Uranus has 10 so-called "regular" moons that carve orderly paths around the planet all in pretty much the same plane. There are also six irregular satellites, including S/2001. These objects take odd courses around the planet and are thought to be the remnants of a collision between a comet and some other large object that had been orbiting Uranus.

"Tracking irregular satellites is an enormous undertaking," Holman said. Candidates are sometimes spotted but then lost. If not re-observed within about two months, he said, they must be rediscovered and a new observational campaign begun.

The initial discovery of S/2001 was made last summer by Holman, J.J. Kavelaars of the Dominion Astrophysical Observatory in British Columbia, and Dan Milisavljevic of McMaster University in Ontario.

Several long-exposure images were analyzed together, and the moon shows up in distinct locations, whereas background stars are seen as long smudges.

But that first sighting, made with the Canada-France-Hawaii Telescope and the Cerro-Tololo Inter-American Observatory in Chile, was not publicly announced. Ten other researchers helped with other observations used to pin down the path of the object and then to calculate its orbit during several months of tracking.

Jupiter has 39 known satellites, the most of any planet in the solar system. Saturn has 30. Astronomers expect both totals to go higher as more and finer observations are made. The same will likely hold true for Uranus.

"The number of fainter [Uranian satellites] suggests that we will find many more when we use bigger telescopes to improve our searches," Holman said.

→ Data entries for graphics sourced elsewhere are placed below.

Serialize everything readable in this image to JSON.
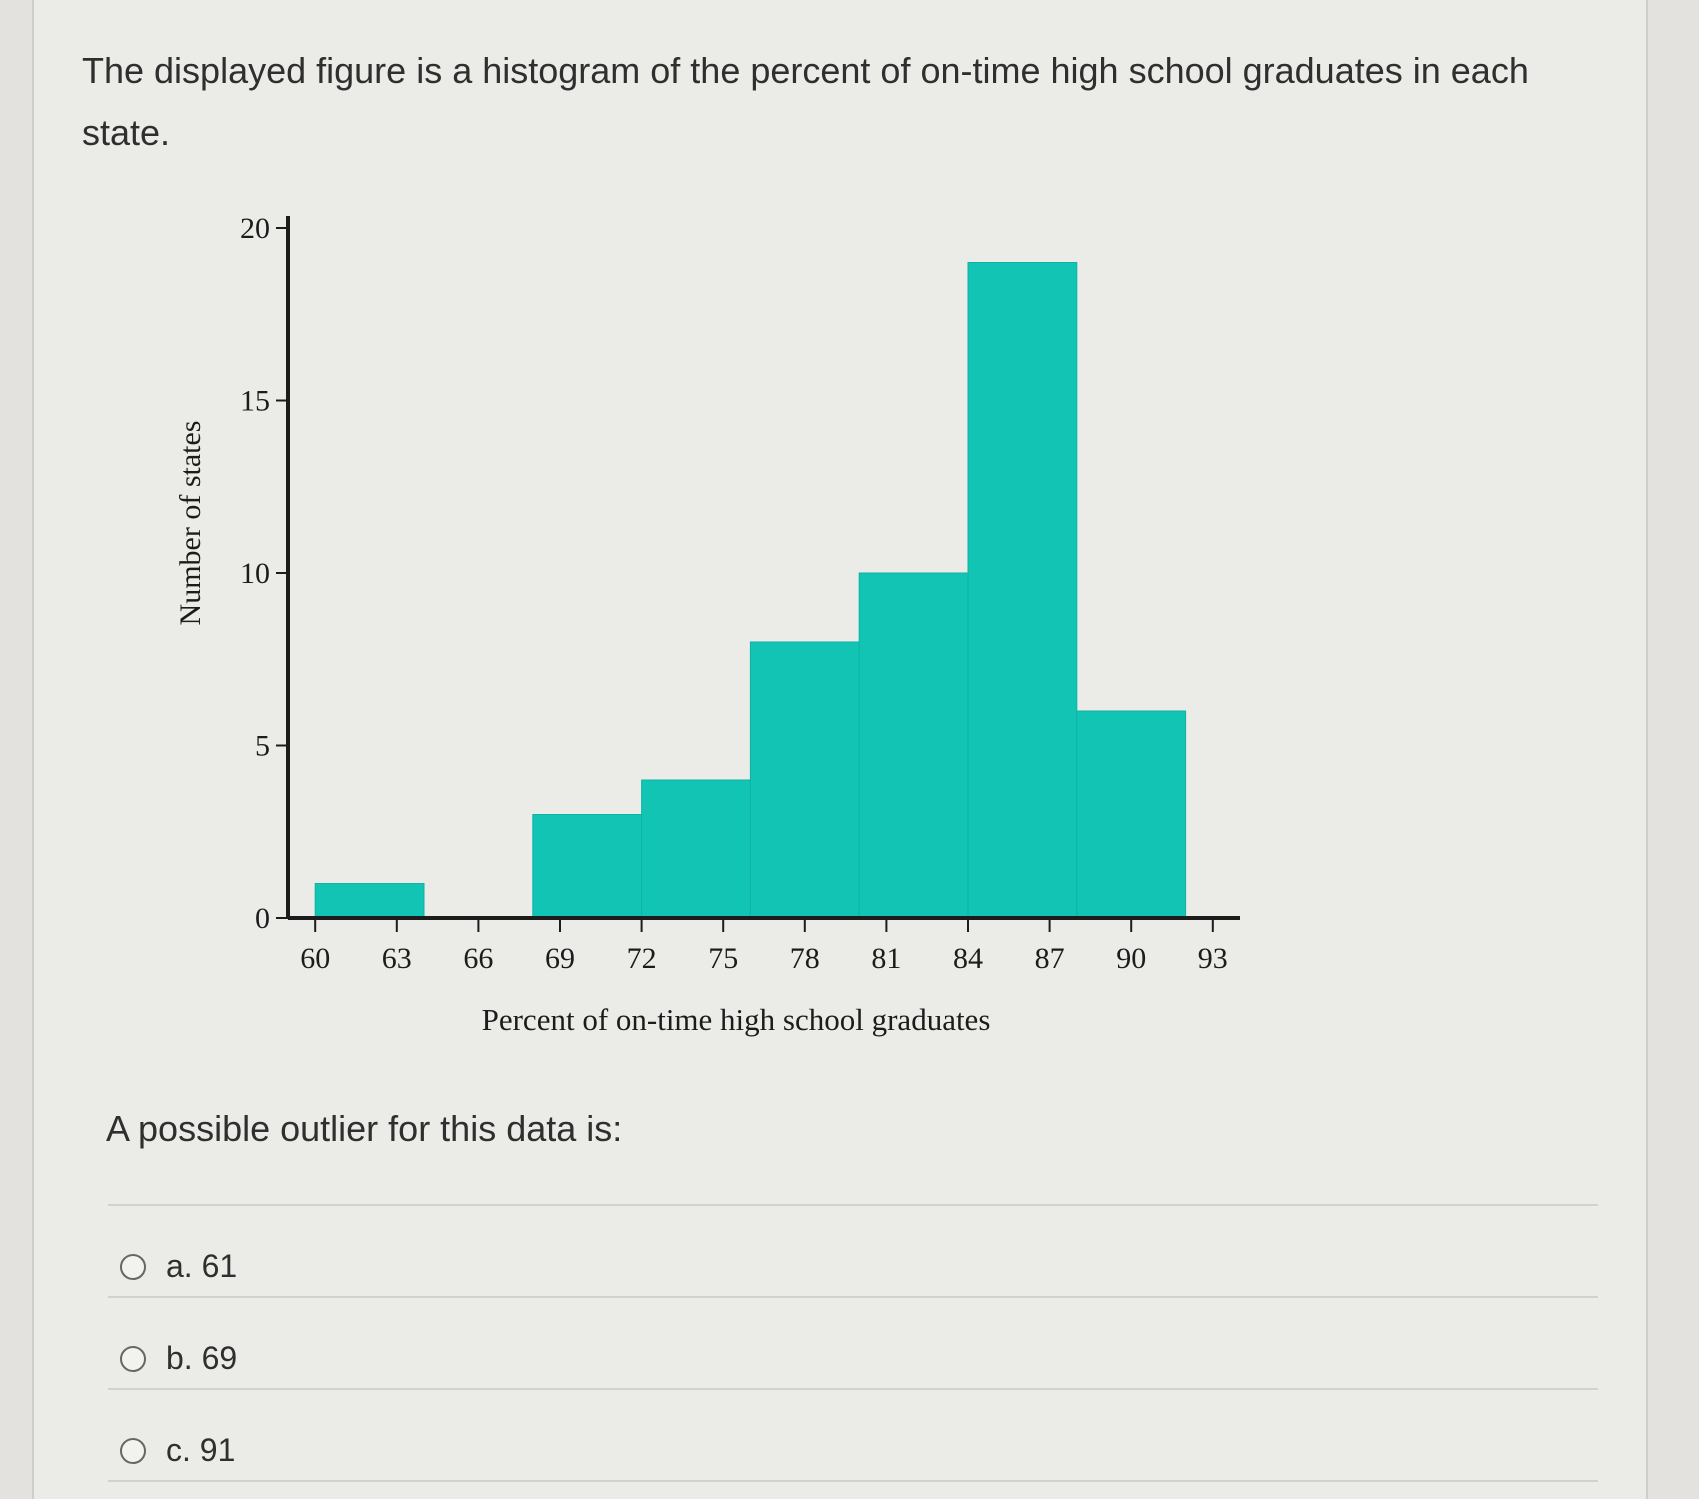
{
  "question": {
    "text": "The displayed figure is a histogram of the percent of on-time high school graduates in each state.",
    "prompt": "A possible outlier for this data is:"
  },
  "options": [
    {
      "label": "a. 61"
    },
    {
      "label": "b. 69"
    },
    {
      "label": "c. 91"
    }
  ],
  "chart_data": {
    "type": "bar",
    "histogram": true,
    "xlabel": "Percent of on-time high school graduates",
    "ylabel": "Number of states",
    "x_ticks": [
      60,
      63,
      66,
      69,
      72,
      75,
      78,
      81,
      84,
      87,
      90,
      93
    ],
    "y_ticks": [
      0,
      5,
      10,
      15,
      20
    ],
    "xlim": [
      59,
      94
    ],
    "ylim": [
      0,
      20
    ],
    "bins": [
      {
        "start": 60,
        "end": 64,
        "count": 1
      },
      {
        "start": 64,
        "end": 68,
        "count": 0
      },
      {
        "start": 68,
        "end": 72,
        "count": 3
      },
      {
        "start": 72,
        "end": 76,
        "count": 4
      },
      {
        "start": 76,
        "end": 80,
        "count": 8
      },
      {
        "start": 80,
        "end": 84,
        "count": 10
      },
      {
        "start": 84,
        "end": 88,
        "count": 19
      },
      {
        "start": 88,
        "end": 92,
        "count": 6
      }
    ],
    "bar_color": "#11c4b4",
    "grid": false
  }
}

Editor's Note: This story originally put the tally of Uranian moons at 16. Peter Brown of the University of Canberra kindly corrected us. The true tally is at least 22, other astronomers say, with uncertainty due to the fact that newfound small moons sometimes are not immediately confirmed. This story also now includes a revised size estimate of the newfound moon from the study's lead scientist.